As an illustration, data suggests that downloaders of Python packages are most frequently located in the United States (over 65%), followed by Ireland and China. However, data on operating systems suggests that a significant share of downloads may come from remote cloud servers. This is most evident in the case of the Amazon Linux AMI distribution (over 6% of downloads), which is used on Amazon Web Services cloud servers. It is likely that the location of cloud servers contributes to making such country-level statistics inaccurate.

Top 10 countries and operating systems/distributions, 2016-18
As a percentage of Python package downloads
picture

Source: OECD, based on Pypi Database on Google BigQuery, accessed on 28 November 2018.

 StatLink https://doi.org/10.1787/888933930478

Options for international action

Some actors (e.g. libraries.io) have begun to compile and harmonise data from different sources, thus contributing to addressing the challenge of dealing with a dizzying volume and variety of data sources. The OECD could work with these actors to pool and harmonise (some of) the datasets available, with the aim of obtaining country-level data for use in international comparisons.

The 2018 OECD Oslo Manual further proposes a potential survey question on knowledge flows that inquires whether an organisation made use of open source. The OECD International Survey of Scientific Authors 2018 also included questions relating to the development and sharing of code on online platforms and repositories (see page 5.6). The OECD could further help to develop expenditure-based and survey-based approaches, for assessing usage, time and cost spent on the development of open source software.

The OECD has already analysed open source software patterns by gender (OECD, 2018) and for artificial intelligence (OECD, forthcoming), and could work further to estimate the value and contribution of OSS to the digital transformation. Other potential avenues of work include understanding the spillovers triggered by open source collaboration networks, or the ways in which OSS output relates to other forms of science and innovation output, such as scientific publications and patents.

References

Ahmad, N. and J. Ribarsky (2018), “Towards a framework for measuring the digital economy”, paper prepared for the 16th Conference of IAOS, Paris, France, 19-21 September 2018, http://www.oecd.org/iaos2018/programme/IAOS-OECD2018_Ahmad-Ribarsky.pdf.

Hunt, A.A. and D.T. David (1999), “The Pragmatic Programmer: From Journeyman to Master”, Addison-Wesley Longman Publishing, Reading, MA, https://www.nceclusters.no/globalassets/filer/nce/diverse/the-pragmatic-programmer.pdf.

GitHub (2018), “The State of the Octoverse”, https://octoverse.github.com.

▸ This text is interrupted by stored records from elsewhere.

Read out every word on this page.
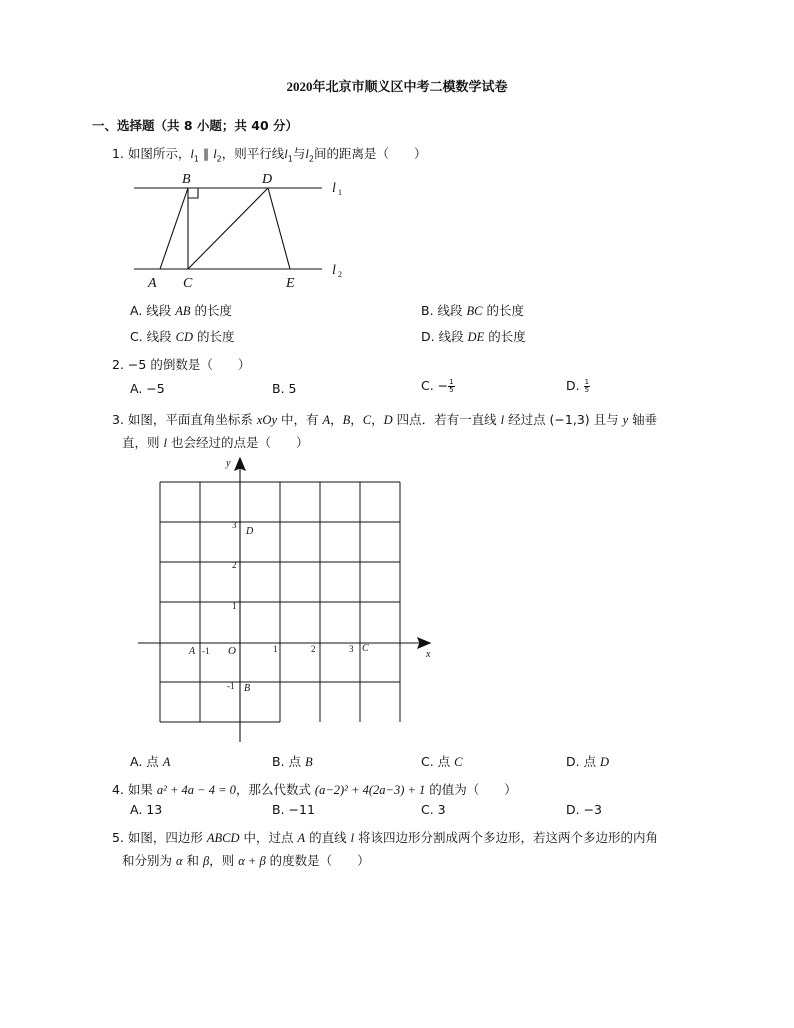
2020年北京市顺义区中考二模数学试卷
一、选择题（共 8 小题；共 40 分）
1. 如图所示，$l_1$ ∥ $l_2$，则平行线$l_1$与$l_2$间的距离是（　　）
B	D
A C	E
l
l
1
2
A. 线段 AB 的长度	B. 线段 BC 的长度
C. 线段 CD 的长度	D. 线段 DE 的长度
2. −5 的倒数是（　　）
A. −5	B. 5	C. − $\frac{1}{5}$	D. $\frac{1}{5}$
3. 如图，平面直角坐标系 xOy 中，有 A，B，C，D 四点．若有一直线 l 经过点 (−1,3) 且与 y 轴垂
直，则 l 也会经过的点是（　　）
y
x
O
A
B
C
D
-1	1	2	3
3
2
1
-1
A. 点 A	B. 点 B	C. 点 C	D. 点 D
4. 如果 a² + 4a − 4 = 0，那么代数式 (a−2)² + 4(2a−3) + 1 的值为（　　）
A. 13	B. −11	C. 3	D. −3
5. 如图，四边形 ABCD 中，过点 A 的直线 l 将该四边形分割成两个多边形，若这两个多边形的内角
和分别为 α 和 β，则 α + β 的度数是（　　）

Nagle, F. (2017), “Open source software and firm productivity”. Harvard Business School Research Papers, No. 15-062, https://dx.doi.org/10.2139/ssrn.2559957.

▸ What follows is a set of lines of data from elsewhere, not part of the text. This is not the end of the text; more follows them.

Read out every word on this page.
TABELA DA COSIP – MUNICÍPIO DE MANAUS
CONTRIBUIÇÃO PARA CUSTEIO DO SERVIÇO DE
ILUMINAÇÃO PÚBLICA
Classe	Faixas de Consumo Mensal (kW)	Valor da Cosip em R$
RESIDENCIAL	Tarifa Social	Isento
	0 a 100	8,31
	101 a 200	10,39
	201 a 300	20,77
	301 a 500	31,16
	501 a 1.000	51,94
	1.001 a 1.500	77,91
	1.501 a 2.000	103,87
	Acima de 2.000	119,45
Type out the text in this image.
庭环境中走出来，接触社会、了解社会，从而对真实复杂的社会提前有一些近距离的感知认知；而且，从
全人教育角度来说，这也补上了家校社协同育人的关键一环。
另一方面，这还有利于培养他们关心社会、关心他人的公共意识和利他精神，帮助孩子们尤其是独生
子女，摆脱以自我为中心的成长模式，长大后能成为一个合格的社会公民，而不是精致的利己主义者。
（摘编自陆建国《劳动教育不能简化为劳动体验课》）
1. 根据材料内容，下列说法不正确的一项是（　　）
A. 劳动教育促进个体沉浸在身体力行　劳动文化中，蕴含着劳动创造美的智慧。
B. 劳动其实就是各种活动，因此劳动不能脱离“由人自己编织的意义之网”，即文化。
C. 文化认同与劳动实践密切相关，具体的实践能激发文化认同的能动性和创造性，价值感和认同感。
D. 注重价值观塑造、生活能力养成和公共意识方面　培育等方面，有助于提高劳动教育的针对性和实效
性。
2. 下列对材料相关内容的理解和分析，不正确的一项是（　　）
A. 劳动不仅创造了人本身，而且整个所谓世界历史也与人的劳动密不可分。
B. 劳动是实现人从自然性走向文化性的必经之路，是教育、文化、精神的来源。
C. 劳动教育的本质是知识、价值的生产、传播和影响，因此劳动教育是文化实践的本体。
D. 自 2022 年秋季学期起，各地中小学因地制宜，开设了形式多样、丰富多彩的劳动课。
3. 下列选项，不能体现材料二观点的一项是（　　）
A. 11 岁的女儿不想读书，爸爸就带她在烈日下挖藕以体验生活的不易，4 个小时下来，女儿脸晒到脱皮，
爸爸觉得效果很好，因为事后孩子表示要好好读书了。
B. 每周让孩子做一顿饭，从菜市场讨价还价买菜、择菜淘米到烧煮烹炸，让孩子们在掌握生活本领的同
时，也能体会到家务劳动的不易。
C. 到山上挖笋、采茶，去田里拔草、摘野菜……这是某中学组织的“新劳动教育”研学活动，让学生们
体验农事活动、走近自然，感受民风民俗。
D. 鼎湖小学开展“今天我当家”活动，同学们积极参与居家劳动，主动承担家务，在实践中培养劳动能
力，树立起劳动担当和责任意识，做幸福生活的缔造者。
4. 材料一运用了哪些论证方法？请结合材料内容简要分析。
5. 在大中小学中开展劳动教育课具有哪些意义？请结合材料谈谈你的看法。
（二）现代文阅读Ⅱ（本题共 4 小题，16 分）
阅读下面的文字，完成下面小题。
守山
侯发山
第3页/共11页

Robbins, C.A., G. Korkmaz, J.B. Santiago Calderón, D. Chen, C. Kelling, S. Shipp and S. Keller (2018), “Open source software as intangible capital: Measuring the cost and impact of free digital tools”, paper from 6th IMF Statistical Forum on Measuring Economic Welfare in the Digital Age: What and How? 19-20 November, Washington DC, https://www.imf.org/en/News/Seminars/Conferences/2018/04/06/6th-statistics-forum.

OECD (forthcoming), “Identifying and Measuring Developments in Artificial Intelligence”, OECD Science, Technology and Industry Working Papers, https://doi.org/10.1787/18151965.

OECD (2018), “Bridging the digital gender divide: include, upskill, innovate”, OECD, Paris, http://www.oecd.org/internet/bridging-the-digital-gender-divide.pdf.

Notes

← 1. See the Open Source Initiative for a more comprehensive definition of open source software, https://opensource.org/osd-annotated.

← 2. Some efforts to track the academic contributions are conducted (see http://depsy.org).

← 3. Although this may sometimes be possible using data from package managers, as in OECD (2018).